Here’s what I will tell you. I remember Dick Gregory when I was coming up and him appearing on The Jack Paar Show for the very first time. Now I didn’t know what was going on, but as it turns out, he had actually turned down The Jack Paar Show, which would usually have Black entertainers on and they would do a bit then he’d shoo them off like flies on a windowsill.

But in Dick’s case, he said, “I will not do your show unless you allow me to sit on the couch and make a connection with the audience after I’ve done my routine.” And eventually, Jack Paar relented and Dick Gregory went on to respond to the show and in that one moment, broke the color line in terms of comedians on late-night television.

When I saw it as a kid, all I thought was, “Isn’t this great to see a Black comedian.” At the time, he was doing comedy that nobody else was doing.

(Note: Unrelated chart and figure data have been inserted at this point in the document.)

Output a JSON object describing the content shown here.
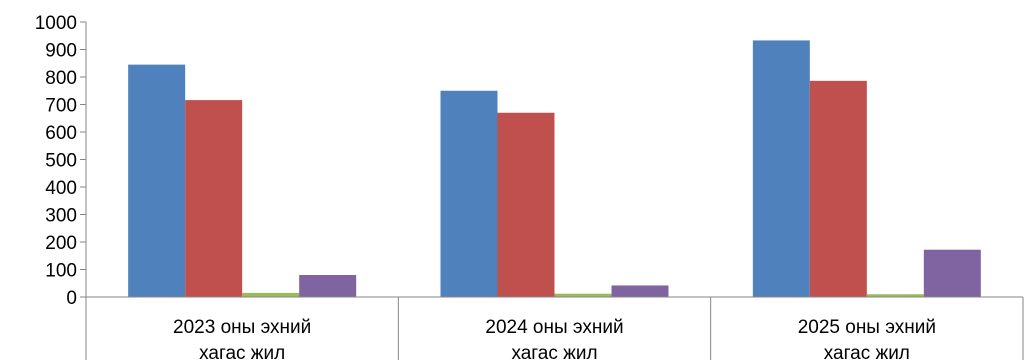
{
  "chart_data": {
    "type": "bar",
    "title": "",
    "xlabel": "",
    "ylabel": "",
    "ylim": [
      0,
      1000
    ],
    "ytick_step": 100,
    "grid": false,
    "legend": "none",
    "categories": [
      [
        "2023 оны эхний",
        "хагас жил"
      ],
      [
        "2024 оны эхний",
        "хагас жил"
      ],
      [
        "2025 оны эхний",
        "хагас жил"
      ]
    ],
    "series": [
      {
        "color": "#4F81BD",
        "values": [
          845,
          750,
          933
        ]
      },
      {
        "color": "#C0504D",
        "values": [
          716,
          670,
          786
        ]
      },
      {
        "color": "#9BBB59",
        "values": [
          15,
          12,
          10
        ]
      },
      {
        "color": "#8064A2",
        "values": [
          80,
          42,
          172
        ]
      }
    ]
  }
}
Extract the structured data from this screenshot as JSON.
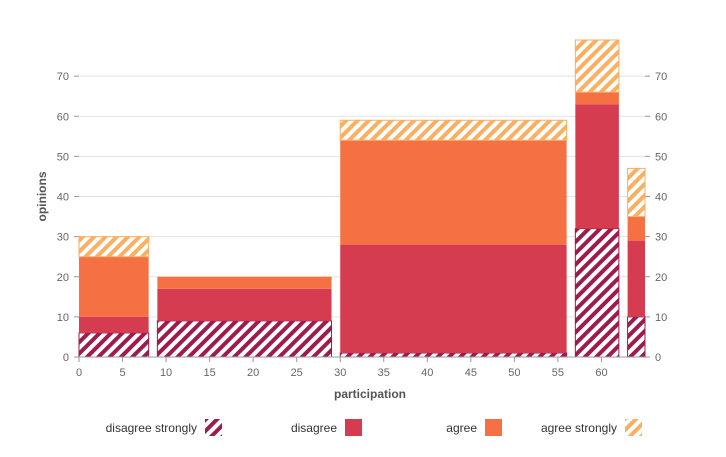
{
  "chart_data": {
    "type": "bar",
    "variant": "stacked-variable-width (marimekko)",
    "xlabel": "participation",
    "ylabel": "opinions",
    "xlim": [
      0,
      65
    ],
    "ylim": [
      0,
      80
    ],
    "x_ticks": [
      0,
      5,
      10,
      15,
      20,
      25,
      30,
      35,
      40,
      45,
      50,
      55,
      60
    ],
    "y_ticks": [
      0,
      10,
      20,
      30,
      40,
      50,
      60,
      70
    ],
    "grid": "horizontal",
    "legend_position": "bottom",
    "right_axis_mirrors_left": true,
    "bars": [
      {
        "x0": 0,
        "x1": 8,
        "values": [
          6,
          4,
          15,
          5
        ]
      },
      {
        "x0": 9,
        "x1": 29,
        "values": [
          9,
          8,
          3,
          0
        ]
      },
      {
        "x0": 30,
        "x1": 56,
        "values": [
          1,
          27,
          26,
          5
        ]
      },
      {
        "x0": 57,
        "x1": 62,
        "values": [
          32,
          31,
          3,
          13
        ]
      },
      {
        "x0": 63,
        "x1": 65,
        "values": [
          10,
          19,
          6,
          12
        ]
      }
    ],
    "series": [
      {
        "name": "disagree strongly",
        "color": "#9e1b4d",
        "pattern": "hatch"
      },
      {
        "name": "disagree",
        "color": "#d63c50",
        "pattern": "solid"
      },
      {
        "name": "agree",
        "color": "#f57143",
        "pattern": "solid"
      },
      {
        "name": "agree strongly",
        "color": "#fcae61",
        "pattern": "hatch"
      }
    ]
  }
}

He was doing political comedy. Talking about the Kennedys, you know, what was going on in the world and how those things connected Black people, either him or friends he knew, whatever the situation was. That’s what I thought about it.

I thought this was just amazing. It was something I’d never seen before. I mean I had heard comedians do their routines, but their routines were like you know comedy stuff. This was a man talking about Black people in America and the interesting things that happen to them and what history’s response to those things were and you’d never heard anybody talk about that before. At least I hadn’t, so I was absolutely taken by it.